We didn’t go home. JJ decided we would stay – as long as he was allowed to go to the arcade as much as he liked and we of course agreed. Anything to try and salvage something from this shit-show, we thought.
Over the next three days, we had some tiny moments of uncomplicated fun: the amazing circus show which he actually wanted to see, the moment he won a ticket jackpot in the arcade, when he and Sam completed all levels of a zombie-shooting game, and the evening JJ decided we were on a date and proceeded to kiss me full on the lips for as long as he could – making exaggerated ‘mwah’ sounds, which made me giggle, spill my wine and nearly fall off my chair (cue very strange looks for the tables around us). I took clear, mental pictures of these moments, as I knew they would soon fade from my memory, muddied by my anxiety and trauma.

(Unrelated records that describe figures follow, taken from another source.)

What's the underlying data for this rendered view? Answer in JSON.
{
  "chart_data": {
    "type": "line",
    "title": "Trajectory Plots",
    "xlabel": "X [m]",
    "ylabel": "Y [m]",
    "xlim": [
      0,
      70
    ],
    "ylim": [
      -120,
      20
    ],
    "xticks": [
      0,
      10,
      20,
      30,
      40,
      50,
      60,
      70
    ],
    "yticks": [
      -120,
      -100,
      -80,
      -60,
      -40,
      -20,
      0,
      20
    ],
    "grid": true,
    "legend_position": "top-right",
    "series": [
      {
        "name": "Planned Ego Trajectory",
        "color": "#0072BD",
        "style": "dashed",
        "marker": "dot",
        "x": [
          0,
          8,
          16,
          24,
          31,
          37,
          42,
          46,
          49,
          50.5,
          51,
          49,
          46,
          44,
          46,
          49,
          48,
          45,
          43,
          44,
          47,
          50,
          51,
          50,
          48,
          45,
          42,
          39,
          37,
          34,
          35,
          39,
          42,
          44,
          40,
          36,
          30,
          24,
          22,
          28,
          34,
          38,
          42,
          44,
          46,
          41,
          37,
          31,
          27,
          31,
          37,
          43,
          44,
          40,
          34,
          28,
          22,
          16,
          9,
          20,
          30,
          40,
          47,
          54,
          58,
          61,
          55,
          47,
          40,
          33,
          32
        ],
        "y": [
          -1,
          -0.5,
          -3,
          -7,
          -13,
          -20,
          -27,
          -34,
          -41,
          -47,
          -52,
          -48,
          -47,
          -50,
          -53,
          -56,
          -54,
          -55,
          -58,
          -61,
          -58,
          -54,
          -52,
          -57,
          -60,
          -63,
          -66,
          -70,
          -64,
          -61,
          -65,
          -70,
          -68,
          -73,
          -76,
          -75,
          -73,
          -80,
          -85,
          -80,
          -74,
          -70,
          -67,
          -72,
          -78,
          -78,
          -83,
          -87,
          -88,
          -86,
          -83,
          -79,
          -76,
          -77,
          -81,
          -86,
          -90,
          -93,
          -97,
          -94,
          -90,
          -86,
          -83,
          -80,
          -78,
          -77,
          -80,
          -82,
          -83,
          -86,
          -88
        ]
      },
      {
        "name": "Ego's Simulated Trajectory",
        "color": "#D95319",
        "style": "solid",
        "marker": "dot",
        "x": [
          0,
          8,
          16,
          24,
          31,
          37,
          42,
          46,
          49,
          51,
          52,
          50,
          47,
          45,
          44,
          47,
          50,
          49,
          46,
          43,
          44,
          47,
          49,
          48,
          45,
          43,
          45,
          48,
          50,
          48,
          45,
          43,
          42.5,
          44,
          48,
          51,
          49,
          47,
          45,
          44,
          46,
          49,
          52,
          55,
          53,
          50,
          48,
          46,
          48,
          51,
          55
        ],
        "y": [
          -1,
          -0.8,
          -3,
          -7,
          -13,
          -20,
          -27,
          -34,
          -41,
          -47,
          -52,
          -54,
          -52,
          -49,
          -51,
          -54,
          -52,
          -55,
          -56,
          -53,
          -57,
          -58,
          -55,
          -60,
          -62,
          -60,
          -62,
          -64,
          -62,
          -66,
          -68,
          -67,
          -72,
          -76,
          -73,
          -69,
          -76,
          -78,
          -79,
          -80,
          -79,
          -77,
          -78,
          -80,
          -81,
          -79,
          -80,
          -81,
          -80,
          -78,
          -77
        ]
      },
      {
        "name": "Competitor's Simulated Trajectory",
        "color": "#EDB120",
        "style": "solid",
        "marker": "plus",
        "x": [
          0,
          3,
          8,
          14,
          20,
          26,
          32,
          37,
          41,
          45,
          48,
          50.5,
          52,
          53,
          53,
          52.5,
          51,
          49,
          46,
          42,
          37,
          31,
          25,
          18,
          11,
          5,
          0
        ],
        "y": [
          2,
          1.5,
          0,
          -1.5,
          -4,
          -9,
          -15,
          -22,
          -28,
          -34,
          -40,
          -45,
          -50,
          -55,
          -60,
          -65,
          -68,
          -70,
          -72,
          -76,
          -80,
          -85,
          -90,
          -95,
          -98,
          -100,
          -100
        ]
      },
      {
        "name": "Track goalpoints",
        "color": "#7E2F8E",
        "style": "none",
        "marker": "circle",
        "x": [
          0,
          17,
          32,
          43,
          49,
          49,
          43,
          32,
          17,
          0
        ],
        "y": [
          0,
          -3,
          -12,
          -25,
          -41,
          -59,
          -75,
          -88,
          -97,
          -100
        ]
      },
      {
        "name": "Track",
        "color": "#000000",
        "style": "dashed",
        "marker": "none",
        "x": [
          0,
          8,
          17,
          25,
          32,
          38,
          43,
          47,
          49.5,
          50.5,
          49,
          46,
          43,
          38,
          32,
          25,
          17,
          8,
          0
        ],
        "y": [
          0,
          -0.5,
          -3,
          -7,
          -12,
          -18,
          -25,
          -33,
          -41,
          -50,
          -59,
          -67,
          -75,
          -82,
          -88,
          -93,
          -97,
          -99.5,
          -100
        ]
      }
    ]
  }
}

The holiday (although ‘ordeal’ would be a more accurate word), was an uphill struggle of immense proportions. Lots of light switch violent meltdowns, flat-out refusals to move from the arcade and anxious silences in our hotel room. JJ even refused to do things he liked, such as the water park, and only appeared happy and regulated in the bright and noisy arcade – ear defenders on – mesmerized by the lights, screens, colours and the chance of winning more and more tickets. JJ control of me reached new levels and some days I was not allowed to have a bath, eat when I wanted to or pop out for a walk. I of course accepted all of this willingly, knowing that to rail against it would not be worth the outcome.
Sam and I should have been taking any good moment, however short-lived, and cherishing it. But we simply couldn’t. If JJ was calm, one or both of us would be a nervous, tightly-would wreck, anticipating the next major issue and chucking in recriminations for good measure. Snappy, resentful, accusatory, emotional and just so very exhausted – we lived in a vacuum of negativity and mental exhaustion. There was nothing left in the tank. We counted the days, and then the hours until we could return home.
I’d absolutely love to end this blog with a lighthearted ‘ah, but it wasn’t all bad, we we’re able to take away some happy memories’, and throw in an insta-perfect pic or two of us all looking suitably cute. But that wouldn’t be truthful of me and it would be insulting to those of you who live with PDA every day and know that sometimes, it’s best to just try and forget, move on and don’t look back. Yes, there ARE some beautiful, happy, funny moments in our life with JJ, but they didn’t happen on this holiday. It’s burnt our fingers when it comes planning future holidays, as we truly thought we were on to a winner with this one, and how wrong we were. Would things have been better if we had told him the truth about our destination? Probably, But really and truly, who knows. As you PDA parent experts know, one of a PDAers’ greatest powers is unpredictability.
For now, we’re glad to be home in our low-demand bubble, where we don’t feel eyes of the world upon us. Getting through each day in any way we can.